Au travail : les écrivains au quotidien, de Géraldine Kosiak (2013)

Au travailCe livre m’a été conseillé par quelqu’un qui avait beaucoup aimé. Avec cet avis, le résumé qu’elle m’en avait fait et celui de la quatrième de couverture, j’avais l’impression qu’il allait me plaire. Finalement, je suis plutôt partagée.

On me l’avait présenté comme un recueil d’anecdotes sur plusieurs écrivains de tous pays et toutes époques confondus. Sur leur manière d’écrire, les lieux qu’ils fréquentaient, les évènements qui les inspiraient, leurs rêves, leur vie quotidienne, etc.

Oui, il y en a. Le livre est constitué de courts chapitres d’une page, deux maximum. A chaque fois, on parle d’un auteur différent. Mais surtout, à chaque fois, on parle d’une écrivaine : Géraldine Kosiak. Arrivée à la fin de l’ouvrage (où il y a beaucoup de « je »), j’ai l’impression d’en savoir plus sur elle que sur les autres. Après, pourquoi pas ? C’est l’idée du livre, je suppose : se dessiner à travers les portraits de différents auteurs. Mais ce n’est pas ce à quoi je m’attendais et j’ai été déçue.
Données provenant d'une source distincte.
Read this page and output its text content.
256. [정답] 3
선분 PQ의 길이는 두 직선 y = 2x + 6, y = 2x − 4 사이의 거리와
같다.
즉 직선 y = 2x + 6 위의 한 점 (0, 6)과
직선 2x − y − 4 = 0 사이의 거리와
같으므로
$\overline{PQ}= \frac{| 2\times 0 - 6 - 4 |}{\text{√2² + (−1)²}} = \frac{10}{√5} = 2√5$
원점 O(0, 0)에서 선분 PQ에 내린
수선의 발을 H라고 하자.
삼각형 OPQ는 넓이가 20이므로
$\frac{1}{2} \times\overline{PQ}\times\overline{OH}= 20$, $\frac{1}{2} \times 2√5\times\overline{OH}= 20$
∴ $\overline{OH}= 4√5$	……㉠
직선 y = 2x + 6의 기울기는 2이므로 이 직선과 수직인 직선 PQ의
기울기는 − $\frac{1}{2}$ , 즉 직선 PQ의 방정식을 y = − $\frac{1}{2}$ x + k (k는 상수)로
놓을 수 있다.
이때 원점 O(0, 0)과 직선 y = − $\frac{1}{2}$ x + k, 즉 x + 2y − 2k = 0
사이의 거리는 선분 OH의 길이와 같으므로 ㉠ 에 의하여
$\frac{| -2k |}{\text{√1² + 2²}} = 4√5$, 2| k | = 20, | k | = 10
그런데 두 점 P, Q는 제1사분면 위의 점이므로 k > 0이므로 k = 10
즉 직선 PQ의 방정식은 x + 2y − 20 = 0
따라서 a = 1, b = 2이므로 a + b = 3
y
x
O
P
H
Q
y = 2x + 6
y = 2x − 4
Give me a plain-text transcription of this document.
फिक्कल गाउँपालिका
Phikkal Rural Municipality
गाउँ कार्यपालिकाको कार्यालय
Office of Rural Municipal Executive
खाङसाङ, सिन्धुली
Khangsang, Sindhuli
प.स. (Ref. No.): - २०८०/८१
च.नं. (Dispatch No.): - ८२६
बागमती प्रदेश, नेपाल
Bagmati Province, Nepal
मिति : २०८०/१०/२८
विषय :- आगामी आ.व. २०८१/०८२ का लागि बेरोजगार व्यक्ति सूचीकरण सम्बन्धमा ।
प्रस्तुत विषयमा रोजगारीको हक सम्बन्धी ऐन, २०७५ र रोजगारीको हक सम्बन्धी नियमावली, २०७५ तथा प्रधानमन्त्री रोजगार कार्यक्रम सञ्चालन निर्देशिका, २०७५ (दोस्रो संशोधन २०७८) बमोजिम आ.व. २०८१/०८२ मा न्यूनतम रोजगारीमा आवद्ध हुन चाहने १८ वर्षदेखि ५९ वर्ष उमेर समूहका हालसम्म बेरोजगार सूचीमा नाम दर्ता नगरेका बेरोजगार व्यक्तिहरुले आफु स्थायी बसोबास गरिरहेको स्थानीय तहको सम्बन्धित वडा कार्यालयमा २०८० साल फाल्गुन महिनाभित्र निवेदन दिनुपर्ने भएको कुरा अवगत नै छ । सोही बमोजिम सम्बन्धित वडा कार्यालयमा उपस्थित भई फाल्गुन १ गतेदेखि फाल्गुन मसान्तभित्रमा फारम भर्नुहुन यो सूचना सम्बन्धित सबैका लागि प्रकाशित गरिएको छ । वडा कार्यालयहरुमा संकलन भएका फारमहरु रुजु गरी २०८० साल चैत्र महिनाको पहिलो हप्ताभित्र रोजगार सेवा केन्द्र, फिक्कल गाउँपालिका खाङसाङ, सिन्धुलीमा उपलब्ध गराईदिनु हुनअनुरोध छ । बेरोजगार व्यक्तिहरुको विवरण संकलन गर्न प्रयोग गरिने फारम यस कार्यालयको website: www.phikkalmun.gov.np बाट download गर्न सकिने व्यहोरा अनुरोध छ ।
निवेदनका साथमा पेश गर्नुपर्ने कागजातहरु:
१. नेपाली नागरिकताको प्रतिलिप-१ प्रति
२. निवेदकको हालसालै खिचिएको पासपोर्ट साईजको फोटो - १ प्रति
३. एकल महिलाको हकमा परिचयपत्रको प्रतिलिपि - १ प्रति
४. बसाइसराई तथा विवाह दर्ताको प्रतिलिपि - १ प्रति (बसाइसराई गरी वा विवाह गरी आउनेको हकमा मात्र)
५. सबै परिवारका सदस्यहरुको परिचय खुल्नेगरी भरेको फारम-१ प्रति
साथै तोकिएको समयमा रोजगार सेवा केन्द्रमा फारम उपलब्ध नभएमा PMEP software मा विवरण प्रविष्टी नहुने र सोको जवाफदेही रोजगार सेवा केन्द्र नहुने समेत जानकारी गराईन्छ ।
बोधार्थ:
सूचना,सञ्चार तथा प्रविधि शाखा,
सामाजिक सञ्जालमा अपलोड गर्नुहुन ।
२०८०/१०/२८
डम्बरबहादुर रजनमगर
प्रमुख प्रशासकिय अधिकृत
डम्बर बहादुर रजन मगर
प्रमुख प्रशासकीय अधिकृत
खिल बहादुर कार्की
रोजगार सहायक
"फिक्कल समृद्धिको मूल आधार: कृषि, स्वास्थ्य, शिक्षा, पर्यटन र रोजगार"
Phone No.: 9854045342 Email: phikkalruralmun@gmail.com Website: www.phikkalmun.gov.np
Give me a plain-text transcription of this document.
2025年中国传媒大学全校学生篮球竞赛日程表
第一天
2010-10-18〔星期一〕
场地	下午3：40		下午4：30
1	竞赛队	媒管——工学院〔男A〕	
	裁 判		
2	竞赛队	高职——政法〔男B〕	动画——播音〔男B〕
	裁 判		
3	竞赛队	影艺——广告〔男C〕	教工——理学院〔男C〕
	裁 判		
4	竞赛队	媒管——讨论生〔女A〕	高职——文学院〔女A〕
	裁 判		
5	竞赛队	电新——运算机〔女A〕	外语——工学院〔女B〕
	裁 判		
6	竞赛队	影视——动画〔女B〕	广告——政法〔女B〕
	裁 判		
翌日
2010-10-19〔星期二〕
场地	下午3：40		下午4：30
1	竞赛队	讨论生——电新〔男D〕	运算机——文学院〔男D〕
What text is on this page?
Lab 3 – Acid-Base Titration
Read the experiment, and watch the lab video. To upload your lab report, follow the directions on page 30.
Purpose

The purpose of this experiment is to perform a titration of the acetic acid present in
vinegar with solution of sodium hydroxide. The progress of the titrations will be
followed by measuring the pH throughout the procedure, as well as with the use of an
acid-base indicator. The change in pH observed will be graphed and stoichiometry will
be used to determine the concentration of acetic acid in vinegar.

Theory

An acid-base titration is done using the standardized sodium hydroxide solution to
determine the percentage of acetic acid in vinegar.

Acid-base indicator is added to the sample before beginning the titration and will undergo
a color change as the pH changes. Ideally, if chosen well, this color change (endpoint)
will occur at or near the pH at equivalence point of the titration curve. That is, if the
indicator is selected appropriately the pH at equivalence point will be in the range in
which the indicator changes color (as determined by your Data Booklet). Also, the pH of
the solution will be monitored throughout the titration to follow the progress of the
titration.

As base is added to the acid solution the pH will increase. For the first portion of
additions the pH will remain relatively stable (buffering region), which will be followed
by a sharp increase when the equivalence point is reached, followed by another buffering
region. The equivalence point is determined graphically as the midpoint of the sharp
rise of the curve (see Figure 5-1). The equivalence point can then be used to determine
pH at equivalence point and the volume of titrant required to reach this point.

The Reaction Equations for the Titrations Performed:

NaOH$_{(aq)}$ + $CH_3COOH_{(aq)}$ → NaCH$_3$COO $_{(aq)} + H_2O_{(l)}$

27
Ce sentiment de déception s’est atténué vers la fin. Et ce n’est pas seulement parce que j’en voyais le bout. Non, j’ai eu l’impression que les petites histoires sur les écrivains prenaient le pas sur sa vie et son travail à elle. J’ai beaucoup aimé les chapitres sur Proust (et la Datura – classée dans les hallucinogènes délirants – présente dans les fumées qui envahissaient sa chambre), sur Pessoa (et la malle en bois contenant 25 426 documents écrits de sa main retrouvée à sa mort), sur Nabokov (et la naissance de Lolita, inspirée par un gorille dessinant les barreaux de sa cage), etc.

Chaque chapitre est accompagné d’un dessin également de la main de Géraldine Kosiak. Certains sont amusants, d’autres intéressants, mais le style ne me plaît guère. De plus certains me sont restés totalement incompréhensibles. Incompréhensible n’est sans doute pas le bon mot, un dessin n’a pas forcément à l’être ; je devrais plutôt dire que j’y suis restée imperméable. Ces dessins-là ne me parlaient ni ne m’évoquaient quoi que ce soit.

En conclusion, je dirai que c’est là un livre guère mémorable à mon goût. Heureusement que certains chapitres de la seconde moitié raniment un vague souffle d’intérêt.

« Mais comment font les autres ? Géraldine, comment font-ils ? Crayons de bois, stylo à encre ou clavier ? Dans l’angoisse ou l’euphorie ? A quoi ressemblait leur vie ? Et leurs amours ? Et qu’en disent-ils, de tout cet entre-temps qui sépare le désir de l’objet ? J’ai lu, avec l’avidité qu’on a pour les romans, des quantités de biographies, de journaux, de traités et de méthode. Sophie de Ségur, George Sand, Rilke, Fitzgerald, Anaïs Nin, Gertrude Stein, Proust, Malaparte, Patricia Highsmith, Stephen King, Annie Dillard… Rien n’est vraiment pareil, mais quelque chose se ressemble toujours : cette tension installée au centre de l’existence, dont il est impossible de s’affranchir une fois qu’elle est là. Tout le reste, tout ce qui se passe par ailleurs, le bon et le mauvais, le doux et le dur, le remarquable et l’insignifiant est aspiré pour finir et s’engouffre dans le vortex. »

(Préface de Marie Desplechin)

Au travail : les écrivains au quotidien, Géraldine Kosiak. Les cahiers dessinés, 2013. 128 pages.